Thanks to the determined efforts of the late S. Thondaman and the démarches of High Commissioner Thomas Abraham in the period 1978 to 1982, and of those being followed up later, the plantation Tamils’ issue of statelessness is now over. But statelessness is one thing; a sense of belonging is another. There remains an unfinished agenda about these ‘Cinderella people,’ as Professor Suryanarayan describes them, namely, the agenda of post-integration habilitation in terms of education and careers beyond the plantations.

The edge of the verge Within touching distance that we are, India, Sri Lanka, Pakistan, Bangladesh and the Maldives must do something pioneering about the effect of global warming on our coastlines. The rise of seawaters cannot be seen by us as a Maldivian imperative, a Bangladeshi criticality and then, for India, Sri Lanka and Pakistan, a theoretical possibility. We are all within the circle of danger.

The trouble is that we have political philosophers in our part of the world, of the Left and the Right, and political leaders, but we do not have ecological philosophers and ecological leaders.
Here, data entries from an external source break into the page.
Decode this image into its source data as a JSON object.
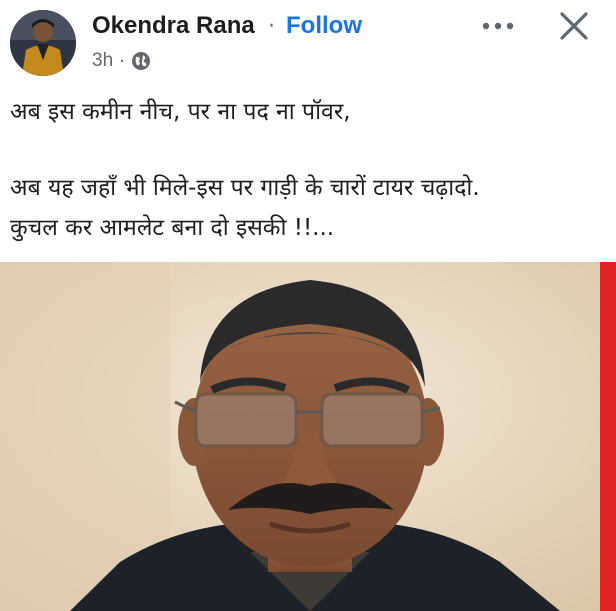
{
  "post": {
    "author": "Okendra Rana",
    "separator": "·",
    "follow_label": "Follow",
    "timestamp": "3h",
    "meta_dot": "·",
    "audience_icon": "globe-icon",
    "more_icon": "more-options-icon",
    "close_icon": "close-icon",
    "text_line_1": "अब इस कमीन नीच, पर ना पद ना पॉवर,",
    "text_line_2": "अब यह जहाँ भी मिले-इस पर गाड़ी के चारों टायर चढ़ादो.",
    "text_line_3": "कुचल कर आमलेट बना दो इसकी !!..."
  },
  "colors": {
    "link": "#1b74e4",
    "meta": "#65676b",
    "accent_bar": "#e02323"
  }
}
Amitav Ghosh’s amazing novel “ The Hungry Tide ,” foresaw the tsunami of 2004. It is the creative exception which tells us we need an Arthur C. Clarke to tell us in fictional-real terms what we face by way of our planet’s hidden moods.
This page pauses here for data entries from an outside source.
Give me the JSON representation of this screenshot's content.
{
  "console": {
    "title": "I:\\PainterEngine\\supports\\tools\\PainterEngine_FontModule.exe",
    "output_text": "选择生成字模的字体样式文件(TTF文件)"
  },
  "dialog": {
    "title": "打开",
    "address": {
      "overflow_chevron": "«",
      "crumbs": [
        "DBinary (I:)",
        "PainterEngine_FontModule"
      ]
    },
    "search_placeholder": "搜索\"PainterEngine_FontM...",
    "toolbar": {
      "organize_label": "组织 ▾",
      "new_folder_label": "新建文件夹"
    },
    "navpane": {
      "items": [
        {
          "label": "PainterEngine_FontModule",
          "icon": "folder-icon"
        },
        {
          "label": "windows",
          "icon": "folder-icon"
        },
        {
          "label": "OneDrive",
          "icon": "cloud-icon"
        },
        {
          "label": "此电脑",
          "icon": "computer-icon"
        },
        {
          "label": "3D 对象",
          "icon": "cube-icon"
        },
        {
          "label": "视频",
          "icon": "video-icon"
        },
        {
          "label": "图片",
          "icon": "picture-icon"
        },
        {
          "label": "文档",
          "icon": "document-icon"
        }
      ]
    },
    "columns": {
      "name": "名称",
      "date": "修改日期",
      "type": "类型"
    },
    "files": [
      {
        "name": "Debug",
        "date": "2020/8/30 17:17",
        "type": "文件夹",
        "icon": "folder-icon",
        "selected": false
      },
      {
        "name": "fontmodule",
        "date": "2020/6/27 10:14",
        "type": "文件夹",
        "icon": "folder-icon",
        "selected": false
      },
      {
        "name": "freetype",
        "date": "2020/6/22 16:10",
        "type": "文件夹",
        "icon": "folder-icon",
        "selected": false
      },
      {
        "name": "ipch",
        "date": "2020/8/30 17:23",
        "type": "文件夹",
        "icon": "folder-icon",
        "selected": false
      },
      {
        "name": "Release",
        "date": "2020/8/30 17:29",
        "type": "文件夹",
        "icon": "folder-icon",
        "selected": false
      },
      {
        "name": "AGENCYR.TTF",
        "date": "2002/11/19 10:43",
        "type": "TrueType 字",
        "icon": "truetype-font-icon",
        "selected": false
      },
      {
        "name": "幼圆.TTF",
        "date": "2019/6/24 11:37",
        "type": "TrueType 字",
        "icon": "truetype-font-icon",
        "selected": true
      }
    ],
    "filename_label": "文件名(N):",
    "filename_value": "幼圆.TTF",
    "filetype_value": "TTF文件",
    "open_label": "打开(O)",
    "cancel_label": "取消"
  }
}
Littoral South Asian Association for Regional Cooperation (SAARC) ought to have a foolproof blueprint for facing and the handling of natural disasters peculiar to the region. We need a joint coastal SAARC plan for ocean disaster management. That we do not have one is a wonder. Not to make one now would be a disaster in itself.

The stalled Cetukalvai Thittam or the Sethusamudram Project needs to be seen not just through the lenses of giant fishing corporates but through the fisherman’s ancient instincts that know those waters better than any giant conglomerate ever can.

We hear of our fishermen only when they are apprehended and locked up and often shot at for doing what their DNA has trained them to do, namely, follow fish instinctively as they follow plankton unblinkingly. Fish are stateless, fishermen restless. Fishing on the high seas is one of the most instinct-driven livelihood avocations of human civilisation. We should devise a system where trespassing by fishermen becomes impossible by definition.

Sarojini Naidu’s “The Coromandel Fishers” has this exquisite line: Row, brothers, row to the edge of the verge, where the low sky mates with the sea.

The future Not a flaky consanguinity, but a frank friendship can keep the touching distances between India and Sri Lanka connected. We are a distinct people, but a connected peoplehood; a distinct citizenry, but a connected civilization. This is no romanticism but a hard anthropological, historical, cultural, civilisational, political fact.

We do not have the right to interfere, but we do have the duty to be concerned. And to ask of each other questions, not in pride, arrogance, conceit, and certainly not in an air of sarcastic interrogation, but in honest anxiety to make better societies of our present, deeply flawed ones.

(This is an excerpt from the Bernard Soysa Memorial Lecture given in Colombo on May 9, 2014. Gopalkrishna Gandhi is Chairman of the Indian Institute of Advanced Study, Shimla, and Senior Fellow at the Centre for Public Affairs and Critical Theory, New Delhi.)